Ans : [itex]2∏\sqrt\frac{7(R-r)}{5g}[/itex]
Homework Equations
The Attempt at a Solution
We displace the spherical ball towards right so that it rolls down towards the bottommost position .
Let the origin be fixed at the CM of the ball and fix coordinate axis with + x-axis rightwards upwards
Let θ be the angle which the CM of the ball makes with the center of the concave surface
Let ∅ be the angle which the ball rotates around its axis i.e CM
Let α be the angular acceleration of the CM of the ball around the center of the concave surface
Let β be the angular acceleration of the ball around the CM
For translation motion of the CM of the spherical ball
f - mgsinθ =ma where a is the acceleration of the CM of the ball
fr = Iβ where I=(2/5)mr2
a=βr (no slip condition)
We also have ,
∅=[itex]\frac{R-r}{r}θ[/itex]
So ,β=[itex]\frac{R-r}{r}α[/itex]
Solving above equations ,I get incorrect answer .
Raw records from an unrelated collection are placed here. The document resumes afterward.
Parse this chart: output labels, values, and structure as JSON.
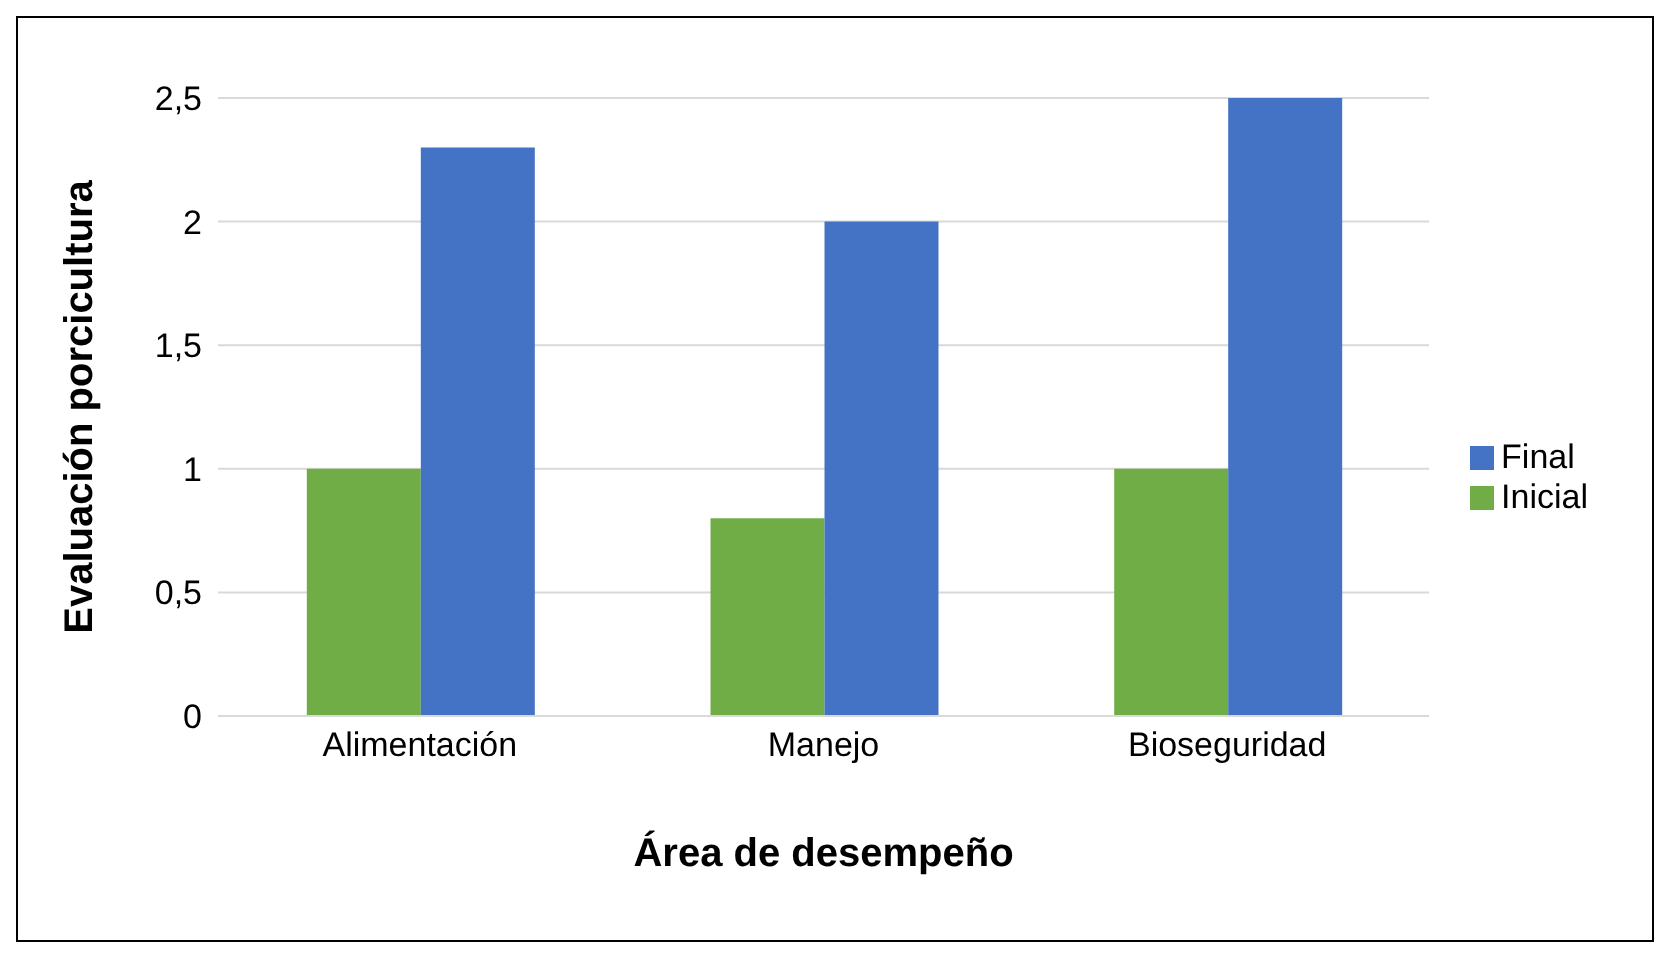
{
  "chart_data": {
    "type": "bar",
    "xlabel": "Área de desempeño",
    "ylabel": "Evaluación porcicultura",
    "categories": [
      "Alimentación",
      "Manejo",
      "Bioseguridad"
    ],
    "series": [
      {
        "name": "Inicial",
        "color": "#70ad47",
        "values": [
          1,
          0.8,
          1
        ]
      },
      {
        "name": "Final",
        "color": "#4472c4",
        "values": [
          2.3,
          2,
          2.5
        ]
      }
    ],
    "ylim": [
      0,
      2.5
    ],
    "yticks": [
      0,
      {
        "value": 0.5,
        "label": "0,5"
      },
      1,
      {
        "value": 1.5,
        "label": "1,5"
      },
      2,
      {
        "value": 2.5,
        "label": "2,5"
      }
    ],
    "grid": "y",
    "legend": "right"
  }
}
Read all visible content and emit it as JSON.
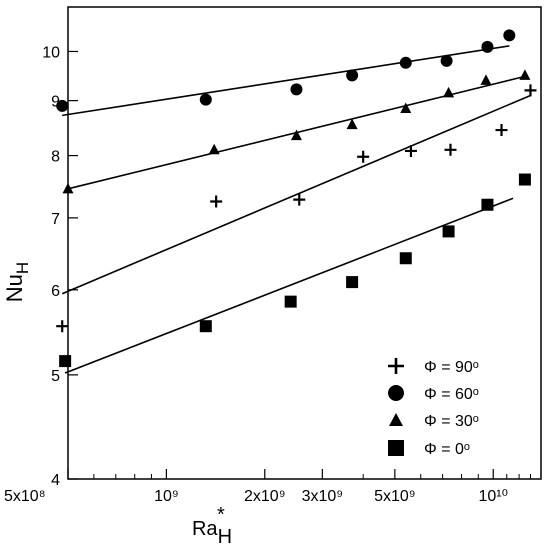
{
  "chart_data": {
    "type": "scatter",
    "xscale": "log",
    "yscale": "log",
    "xlim": [
      500000000.0,
      14000000000.0
    ],
    "ylim": [
      4,
      11
    ],
    "xticks": [
      {
        "value": 500000000.0,
        "label": "5x10⁸"
      },
      {
        "value": 1000000000.0,
        "label": "10⁹"
      },
      {
        "value": 2000000000.0,
        "label": "2x10⁹"
      },
      {
        "value": 3000000000.0,
        "label": "3x10⁹"
      },
      {
        "value": 5000000000.0,
        "label": "5x10⁹"
      },
      {
        "value": 10000000000.0,
        "label": "10¹⁰"
      }
    ],
    "yticks": [
      {
        "value": 4,
        "label": "4"
      },
      {
        "value": 5,
        "label": "5"
      },
      {
        "value": 6,
        "label": "6"
      },
      {
        "value": 7,
        "label": "7"
      },
      {
        "value": 8,
        "label": "8"
      },
      {
        "value": 9,
        "label": "9"
      },
      {
        "value": 10,
        "label": "10"
      }
    ],
    "xlabel": {
      "main": "Ra",
      "sup": "*",
      "sub": "H"
    },
    "ylabel": {
      "main": "Nu",
      "sub": "H"
    },
    "grid": false,
    "legend_position": "bottom-right",
    "series": [
      {
        "name": "Φ = 90ᵒ",
        "marker": "plus",
        "points": [
          [
            480000000.0,
            5.55
          ],
          [
            1420000000.0,
            7.25
          ],
          [
            2550000000.0,
            7.28
          ],
          [
            4000000000.0,
            7.98
          ],
          [
            5600000000.0,
            8.08
          ],
          [
            7400000000.0,
            8.1
          ],
          [
            10600000000.0,
            8.45
          ],
          [
            13000000000.0,
            9.2
          ]
        ],
        "fit": [
          [
            480000000.0,
            5.95
          ],
          [
            13000000000.0,
            9.1
          ]
        ]
      },
      {
        "name": "Φ = 60ᵒ",
        "marker": "circle",
        "points": [
          [
            480000000.0,
            8.9
          ],
          [
            1320000000.0,
            9.02
          ],
          [
            2500000000.0,
            9.22
          ],
          [
            3700000000.0,
            9.5
          ],
          [
            5400000000.0,
            9.76
          ],
          [
            7200000000.0,
            9.8
          ],
          [
            9600000000.0,
            10.1
          ],
          [
            11200000000.0,
            10.35
          ]
        ],
        "fit": [
          [
            480000000.0,
            8.72
          ],
          [
            11200000000.0,
            10.12
          ]
        ]
      },
      {
        "name": "Φ = 30ᵒ",
        "marker": "triangle",
        "points": [
          [
            500000000.0,
            7.45
          ],
          [
            1400000000.0,
            8.1
          ],
          [
            2500000000.0,
            8.35
          ],
          [
            3700000000.0,
            8.55
          ],
          [
            5400000000.0,
            8.85
          ],
          [
            7300000000.0,
            9.15
          ],
          [
            9500000000.0,
            9.4
          ],
          [
            12500000000.0,
            9.5
          ]
        ],
        "fit": [
          [
            500000000.0,
            7.45
          ],
          [
            12500000000.0,
            9.48
          ]
        ]
      },
      {
        "name": "Φ = 0ᵒ",
        "marker": "square",
        "points": [
          [
            490000000.0,
            5.15
          ],
          [
            1320000000.0,
            5.55
          ],
          [
            2400000000.0,
            5.85
          ],
          [
            3700000000.0,
            6.1
          ],
          [
            5400000000.0,
            6.42
          ],
          [
            7300000000.0,
            6.8
          ],
          [
            9600000000.0,
            7.2
          ],
          [
            12500000000.0,
            7.6
          ]
        ],
        "fit": [
          [
            490000000.0,
            5.02
          ],
          [
            11500000000.0,
            7.3
          ]
        ]
      }
    ]
  }
}
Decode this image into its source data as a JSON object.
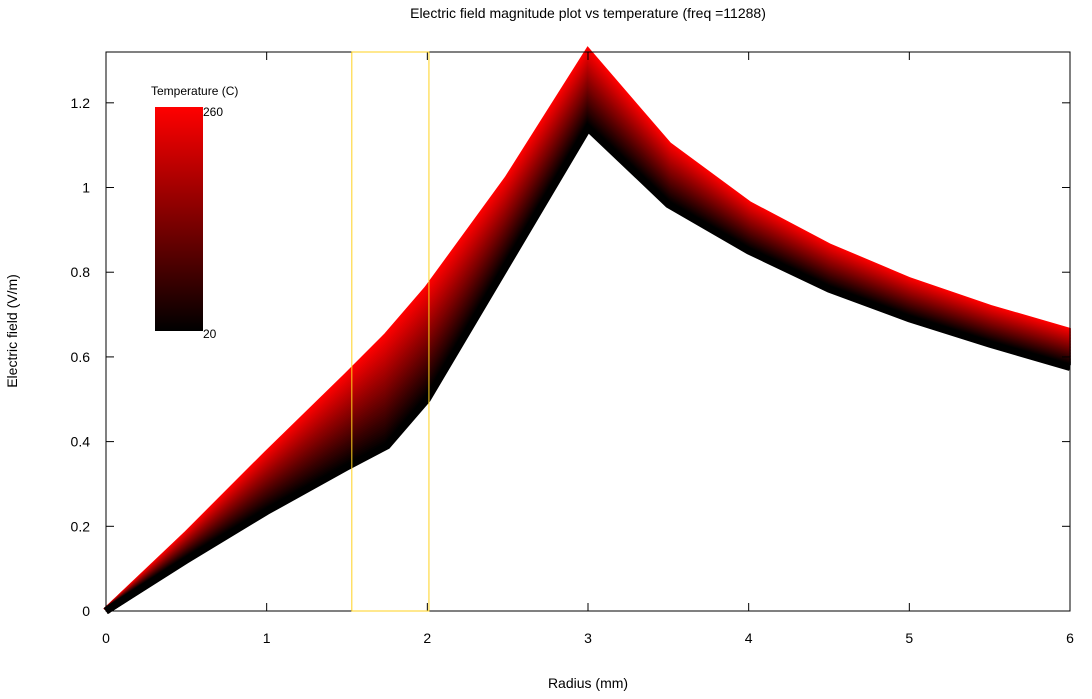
{
  "chart_data": {
    "type": "area",
    "title": "Electric field magnitude plot vs temperature (freq =11288)",
    "xlabel": "Radius (mm)",
    "ylabel": "Electric field (V/m)",
    "xlim": [
      0,
      6
    ],
    "ylim": [
      0,
      1.32
    ],
    "xticks": [
      "0",
      "1",
      "2",
      "3",
      "4",
      "5",
      "6"
    ],
    "yticks": [
      "0",
      "0.2",
      "0.4",
      "0.6",
      "0.8",
      "1",
      "1.2"
    ],
    "grid": false,
    "colorbar": {
      "title": "Temperature (C)",
      "max_label": "260",
      "min_label": "20",
      "max_color": "#ff0000",
      "min_color": "#000000",
      "placement": "top-left"
    },
    "highlight_region": {
      "x_range": [
        1.53,
        2.01
      ],
      "color": "#ffd21e"
    },
    "series": [
      {
        "label": "20",
        "color": "#000000",
        "points": [
          [
            0,
            0
          ],
          [
            0.5,
            0.12
          ],
          [
            1,
            0.235
          ],
          [
            1.5,
            0.34
          ],
          [
            1.75,
            0.39
          ],
          [
            2,
            0.5
          ],
          [
            2.5,
            0.82
          ],
          [
            3,
            1.14
          ],
          [
            3.5,
            0.96
          ],
          [
            4,
            0.85
          ],
          [
            4.5,
            0.76
          ],
          [
            5,
            0.69
          ],
          [
            5.5,
            0.63
          ],
          [
            6,
            0.575
          ]
        ]
      },
      {
        "label": "260",
        "color": "#ff0000",
        "points": [
          [
            0,
            0
          ],
          [
            0.5,
            0.18
          ],
          [
            1,
            0.37
          ],
          [
            1.5,
            0.555
          ],
          [
            1.75,
            0.65
          ],
          [
            2,
            0.76
          ],
          [
            2.5,
            1.02
          ],
          [
            3,
            1.32
          ],
          [
            3.5,
            1.1
          ],
          [
            4,
            0.96
          ],
          [
            4.5,
            0.86
          ],
          [
            5,
            0.78
          ],
          [
            5.5,
            0.715
          ],
          [
            6,
            0.66
          ]
        ]
      }
    ]
  }
}
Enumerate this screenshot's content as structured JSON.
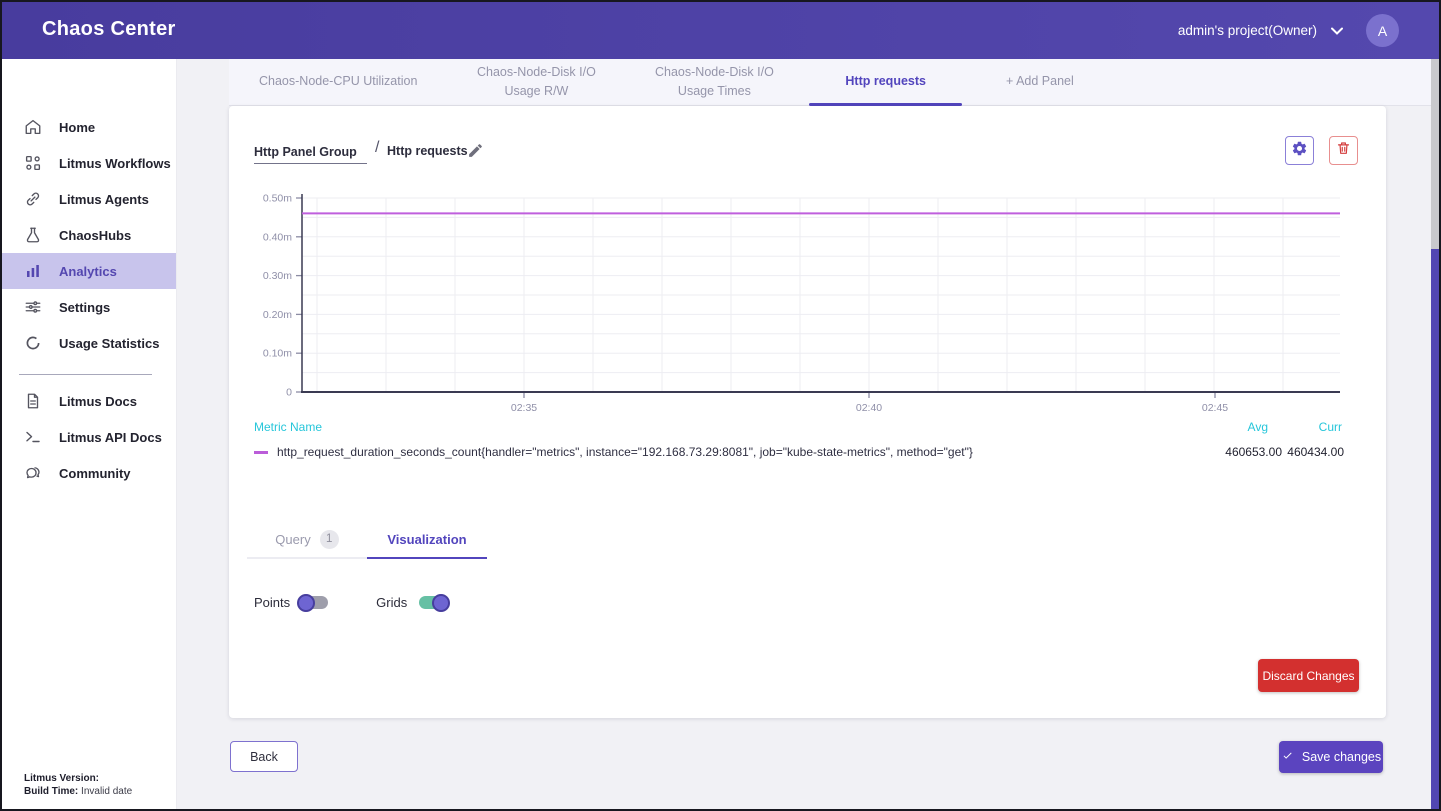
{
  "header": {
    "title": "Chaos Center",
    "project": "admin's project(Owner)",
    "avatar_initial": "A"
  },
  "sidebar": {
    "items": [
      {
        "label": "Home",
        "icon": "home-icon",
        "active": false
      },
      {
        "label": "Litmus Workflows",
        "icon": "workflows-icon",
        "active": false
      },
      {
        "label": "Litmus Agents",
        "icon": "link-icon",
        "active": false
      },
      {
        "label": "ChaosHubs",
        "icon": "flask-icon",
        "active": false
      },
      {
        "label": "Analytics",
        "icon": "bar-chart-icon",
        "active": true
      },
      {
        "label": "Settings",
        "icon": "sliders-icon",
        "active": false
      },
      {
        "label": "Usage Statistics",
        "icon": "circle-icon",
        "active": false
      }
    ],
    "docs": [
      {
        "label": "Litmus Docs",
        "icon": "document-icon"
      },
      {
        "label": "Litmus API Docs",
        "icon": "terminal-icon"
      },
      {
        "label": "Community",
        "icon": "chat-icon"
      }
    ],
    "version_label": "Litmus Version:",
    "build_label": "Build Time:",
    "build_value": "Invalid date"
  },
  "panel_tabs": [
    {
      "label": "Chaos-Node-CPU Utilization",
      "active": false
    },
    {
      "label": "Chaos-Node-Disk I/O Usage R/W",
      "active": false
    },
    {
      "label": "Chaos-Node-Disk I/O Usage Times",
      "active": false
    },
    {
      "label": "Http requests",
      "active": true
    },
    {
      "label": "+ Add Panel",
      "active": false
    }
  ],
  "panel": {
    "group_name": "Http Panel Group",
    "separator": "/",
    "name": "Http requests"
  },
  "chart_data": {
    "type": "line",
    "title": "",
    "xlabel": "",
    "ylabel": "",
    "grid": true,
    "x_ticks": [
      "02:35",
      "02:40",
      "02:45"
    ],
    "y_ticks": [
      "0.50m",
      "0.40m",
      "0.30m",
      "0.20m",
      "0.10m",
      "0"
    ],
    "ylim": [
      0,
      500000
    ],
    "series": [
      {
        "name": "http_request_duration_seconds_count{handler=\"metrics\", instance=\"192.168.73.29:8081\", job=\"kube-state-metrics\", method=\"get\"}",
        "color": "#bf5fdd",
        "shape": "constant-horizontal-line",
        "value": 460434,
        "avg": 460653,
        "curr": 460434
      }
    ]
  },
  "legend": {
    "metric_header": "Metric Name",
    "avg_header": "Avg",
    "curr_header": "Curr",
    "rows": [
      {
        "metric": "http_request_duration_seconds_count{handler=\"metrics\", instance=\"192.168.73.29:8081\", job=\"kube-state-metrics\", method=\"get\"}",
        "avg": "460653.00",
        "curr": "460434.00"
      }
    ]
  },
  "editor_tabs": {
    "query_label": "Query",
    "query_count": "1",
    "visualization_label": "Visualization"
  },
  "toggles": [
    {
      "label": "Points",
      "on": false
    },
    {
      "label": "Grids",
      "on": true
    }
  ],
  "buttons": {
    "discard": "Discard Changes",
    "back": "Back",
    "save": "Save changes"
  },
  "colors": {
    "accent": "#5245bd",
    "header": "#4c40a4",
    "series_line": "#bf5fdd",
    "legend_header": "#26c6da",
    "danger": "#d3302f",
    "toggle_on": "#66c0a4"
  }
}
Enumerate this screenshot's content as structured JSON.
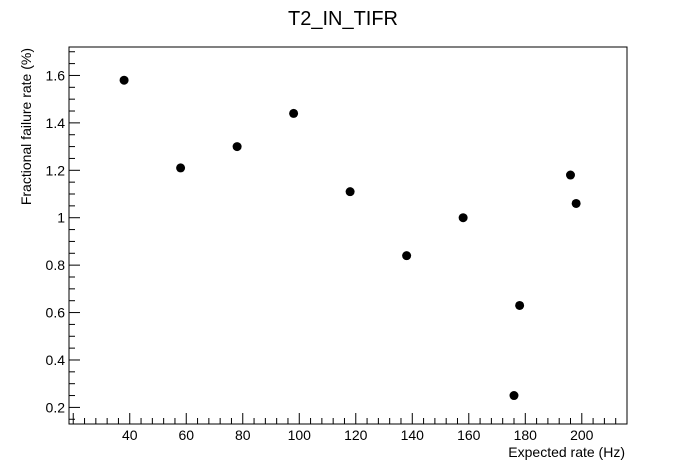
{
  "chart_data": {
    "type": "scatter",
    "title": "T2_IN_TIFR",
    "xlabel": "Expected rate (Hz)",
    "ylabel": "Fractional failure rate (%)",
    "xlim": [
      18.5,
      216
    ],
    "ylim": [
      0.13,
      1.72
    ],
    "x_ticks": [
      40,
      60,
      80,
      100,
      120,
      140,
      160,
      180,
      200
    ],
    "x_tick_labels": [
      "40",
      "60",
      "80",
      "100",
      "120",
      "140",
      "160",
      "180",
      "200"
    ],
    "y_ticks": [
      0.2,
      0.4,
      0.6,
      0.8,
      1.0,
      1.2,
      1.4,
      1.6
    ],
    "y_tick_labels": [
      "0.2",
      "0.4",
      "0.6",
      "0.8",
      "1",
      "1.2",
      "1.4",
      "1.6"
    ],
    "grid": false,
    "marker_color": "#000000",
    "series": [
      {
        "points": [
          {
            "x": 38,
            "y": 1.58
          },
          {
            "x": 58,
            "y": 1.21
          },
          {
            "x": 78,
            "y": 1.3
          },
          {
            "x": 98,
            "y": 1.44
          },
          {
            "x": 118,
            "y": 1.11
          },
          {
            "x": 138,
            "y": 0.84
          },
          {
            "x": 158,
            "y": 1.0
          },
          {
            "x": 176,
            "y": 0.25
          },
          {
            "x": 178,
            "y": 0.63
          },
          {
            "x": 196,
            "y": 1.18
          },
          {
            "x": 198,
            "y": 1.06
          }
        ]
      }
    ]
  }
}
I feel the problem is somewhere with signs .If ,we consider frictional torque around CM as -fr instead as fr or β=-([itex]\frac{R-r}{r})α[/itex] ,we get correct answer .
How do assign signs to the torque and the angular accelerations just like we assign positive and negative signs to forces and accelerations ?
Kindly help me with the problem .